Cessam os sons. Isto é, o atrito de talheres metálicos contra os pratos de vidro. Ou a conversa jogada fora, que envolve geralmente o que fizemos ao longo da semana em nossas tarefas diárias. Persiste apenas uma música erudita que não sei o nome que toca no vizinho do lado mas não incomoda, realmente mal dá pra ouvir. Chega a nós justamente porque fazemos silêncio.
Os cheiros abrem espaço ao tato por um tempinho em que o que realmente se passa com todos nós é a barriga cheia. A cadeira macia nas costas e a desvalorizada sensação de barriga cheia como se o dia de hoje tivesse sido uma vitória, não importa o que aconteceu. E ficamos, “nossa, comemos demais”, e tal, com a atenção em nossos estômagos que trabalham e atrapalham que o resto de nós trabalhe também.
Isso dura pouco porque logo vem o café, e antes dele, o cheiro de café: aquele familiar amargor que quase se sente na boca. Minha mãe ligeira passou um café, as frutas acabaram e eu tratei de comer o último chocolate. Sem sobremesa, nada melhor que um cafezinho para apaziguar o Deus-corpo que nos governa. Levanto e trago a chávena para dividir com todos, embora meu pai não beba porque deixa os dentes amarelos e dentes amarelos são ruins para homens de negócio.
O paladar confirma a cabeça e o sabor acre e intenso do café sem açúcar limpa os restos do que quer que tenha sido que comemos antes, a essa hora já nem lembramos mais. O líquido desce pela garganta e nos esquenta por dentro, mesmo sem fazer frio. Outro gole vem como um amigo ou parente que nos diz para descansar, porque é domingo.
Sobre a mesa de jantar, há talheres e pratos, e restos do que foi a refeição: alguns ossos carcomidos indicam que foi frango; os poucos grãos de arroz denunciam a sua presença; junto com o que sobrou de algo verde claro. Já nem dá pra saber ao certo o que era. Também não há sinal nenhum de que comemos tomate, completamente devorados.
Não agradecemos. Nunca agradecemos a seres intangíveis, embora minha mãe tenha se tornado mais religiosa com o tempo e o meu pai tinha descoberto uma espiritualidade dentro de si. O que eu quero dizer é que nós sempre agradecíamos, não a deidades mas a nós mesmos, através do olhar. Ainda assim, depois do almoço cada um queria voltar correndo aos seus afazeres ou ociosidade, até eu, contando isso agora, não posso fugir. Exceto minha mãe: já depois do ônus de fazer tudo, havia agora o ônus da parte ingrata de toda reunião que é limpar o que sobrou.
Nós éramos nós.
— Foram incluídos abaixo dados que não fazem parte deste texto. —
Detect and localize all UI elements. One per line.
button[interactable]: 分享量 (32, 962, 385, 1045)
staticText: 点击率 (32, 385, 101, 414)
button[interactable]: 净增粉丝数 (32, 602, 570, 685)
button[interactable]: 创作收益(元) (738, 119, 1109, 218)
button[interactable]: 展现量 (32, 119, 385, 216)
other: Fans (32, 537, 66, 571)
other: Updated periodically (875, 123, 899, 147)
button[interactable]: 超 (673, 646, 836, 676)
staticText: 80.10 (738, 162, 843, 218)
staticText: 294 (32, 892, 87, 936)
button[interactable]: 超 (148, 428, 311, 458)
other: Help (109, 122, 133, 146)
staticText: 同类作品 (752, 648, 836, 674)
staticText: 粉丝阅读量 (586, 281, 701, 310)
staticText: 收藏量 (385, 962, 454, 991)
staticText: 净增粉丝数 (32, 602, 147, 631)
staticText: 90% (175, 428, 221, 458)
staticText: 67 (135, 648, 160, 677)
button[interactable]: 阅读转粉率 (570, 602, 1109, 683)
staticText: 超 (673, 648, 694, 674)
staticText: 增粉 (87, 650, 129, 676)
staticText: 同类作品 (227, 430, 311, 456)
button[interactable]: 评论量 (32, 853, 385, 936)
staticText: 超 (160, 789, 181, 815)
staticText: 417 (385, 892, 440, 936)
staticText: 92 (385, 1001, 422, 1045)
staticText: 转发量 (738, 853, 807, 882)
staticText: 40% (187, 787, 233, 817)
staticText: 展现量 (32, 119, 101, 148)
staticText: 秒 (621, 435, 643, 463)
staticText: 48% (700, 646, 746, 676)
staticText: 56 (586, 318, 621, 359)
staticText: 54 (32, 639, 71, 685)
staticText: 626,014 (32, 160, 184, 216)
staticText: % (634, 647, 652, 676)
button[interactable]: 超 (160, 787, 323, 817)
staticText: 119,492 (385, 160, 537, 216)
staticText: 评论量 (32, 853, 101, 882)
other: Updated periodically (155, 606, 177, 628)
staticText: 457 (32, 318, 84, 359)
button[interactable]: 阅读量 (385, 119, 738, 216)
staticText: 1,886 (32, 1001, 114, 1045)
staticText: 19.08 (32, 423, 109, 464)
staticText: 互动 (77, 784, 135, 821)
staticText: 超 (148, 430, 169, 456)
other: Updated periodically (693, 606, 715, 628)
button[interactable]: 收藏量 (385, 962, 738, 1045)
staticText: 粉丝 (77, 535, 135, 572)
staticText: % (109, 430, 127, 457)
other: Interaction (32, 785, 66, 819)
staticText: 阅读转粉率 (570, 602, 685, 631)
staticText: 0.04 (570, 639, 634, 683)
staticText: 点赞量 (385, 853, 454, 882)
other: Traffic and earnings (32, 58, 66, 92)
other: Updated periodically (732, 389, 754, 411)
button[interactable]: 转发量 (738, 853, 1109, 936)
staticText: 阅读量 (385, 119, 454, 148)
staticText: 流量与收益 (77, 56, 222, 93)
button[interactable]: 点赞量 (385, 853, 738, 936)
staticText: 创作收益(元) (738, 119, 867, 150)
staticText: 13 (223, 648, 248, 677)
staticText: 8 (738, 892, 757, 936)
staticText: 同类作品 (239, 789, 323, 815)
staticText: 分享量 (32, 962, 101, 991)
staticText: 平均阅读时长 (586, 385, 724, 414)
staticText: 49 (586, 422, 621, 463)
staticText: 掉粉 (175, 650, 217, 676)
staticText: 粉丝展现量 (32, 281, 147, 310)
Mais que apenas uma família: éramos uma família perfeita. A ideia de perfeição me leva para um lugar de coisas horripilantes. Quando penso nessa palavra, me vem um sorriso branco, imóvel e mentiroso. Também imagino um diamante. Faces esculpidas de forma impecável, valor incalculável. E ainda assim, sangue em sua história, de tanta gente que morre para que ele possa existir. A perfeição formada de mortes invisíveis, que esquecemos por opção. Quando penso que éramos perfeitos é só nostalgia, não éramos. Ou melhor, éramos perfeitamente normais. O mundo tem dessas ironias. Tudo que é normal e perfeito esconde a mais terrível sinceridade.